We would like to perform linear regression on timeseries data, where each data point is conditioned on the previous one, i.e. we want to learn coefficients b_0 and b_1 such that
y_t \sim N(\mu = b_0 + b_1 * y_{t-1}, \sigma = 1)
for all t. We have been able to create a model that does this when we have complete data, but we are stuck on how to get our model to handle missing data. Using the following code to define our model, PyMC3 is able to easily impute any missing y values. However, for this particular problem, the x values are the same as the y values (just offset by 1 index), so missing y’s are the same as missing x’s.
data = np.arange(10)
x = data[:-1]
y = data[1:]
with pm.Model() as model:
beta = pm.Normal('bias', mu=0, sd=10, shape=2)

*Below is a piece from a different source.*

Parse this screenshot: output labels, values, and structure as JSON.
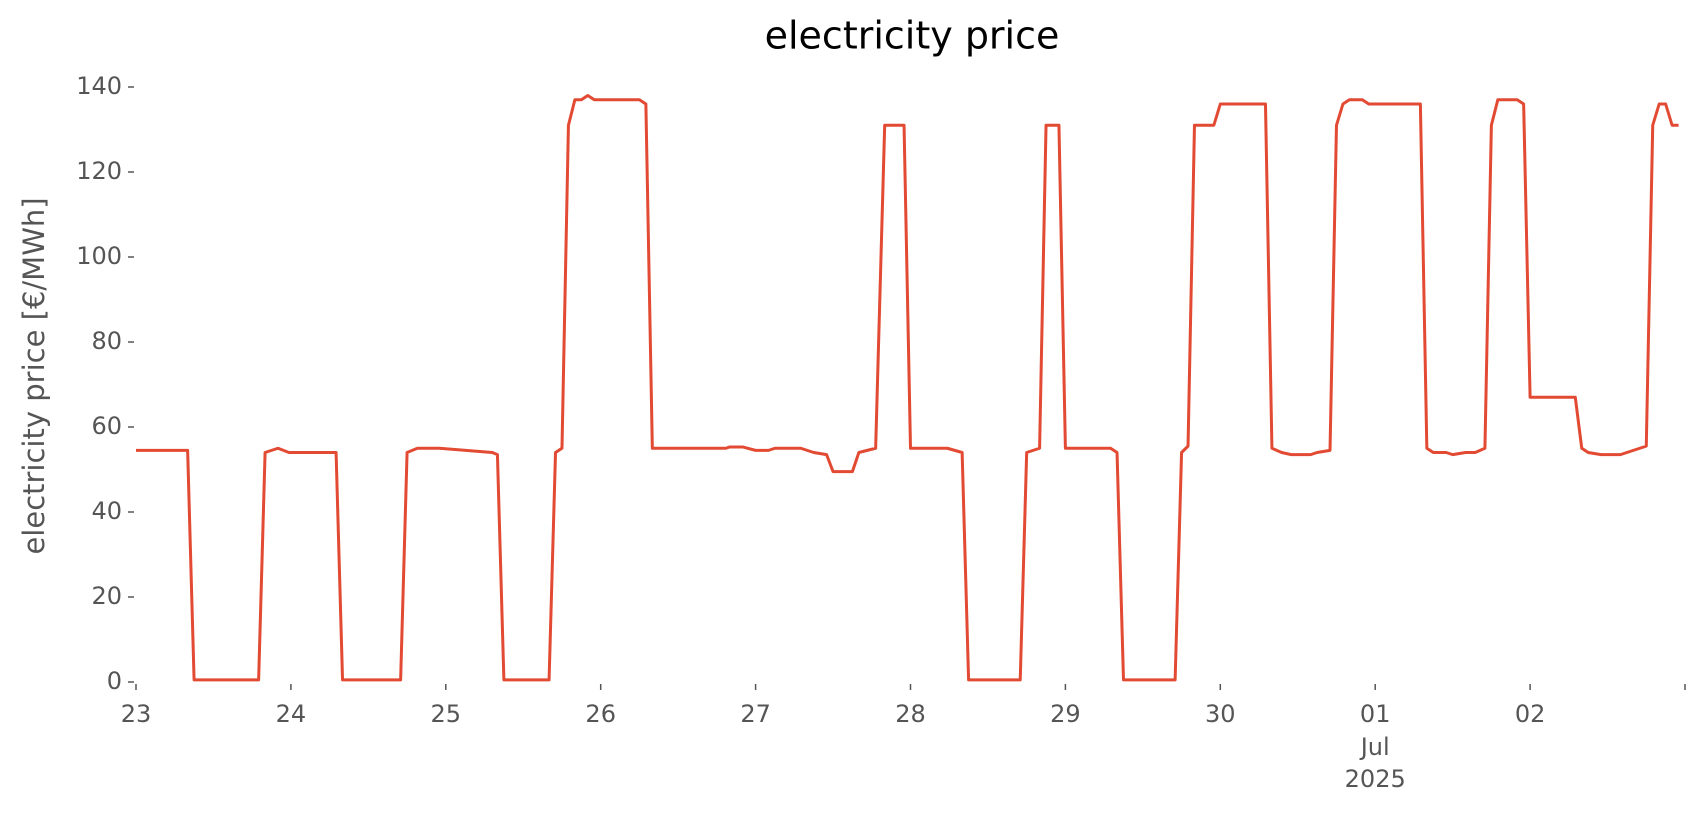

mu = beta[0] + beta[1] * x
Y_obs = pm.Normal('Y_obs', mu=mu, sigma=1, observed=y)
We then tried defining a custom multivariate distribution over our entire dataset so that it would be treated as one series of values, rather than having to separate it into x’s and y’s prior to entering the model. This solution still wasn’t able to handle missing data since there is no way to compute the likelihood of the distribution when there are NaN’s in the data.
def likelihood(beta):
def logp_(data):
data = data.eval()
x = counts[:-1]
y = counts[1:]
mu = beta[0] + beta[1] * x
lik = pm.Normal.dist(mu=mu, sigma=1)
return lik.logp(y)
return logp_
with pm.Model() as model:
beta = pm.Normal('beta', mu=0, sd=10, shape=2)
Y_obs = pm.DensityDist('Y_obs', likelihood(beta), observed=data)
Any ideas on how to handle missing data for this problem?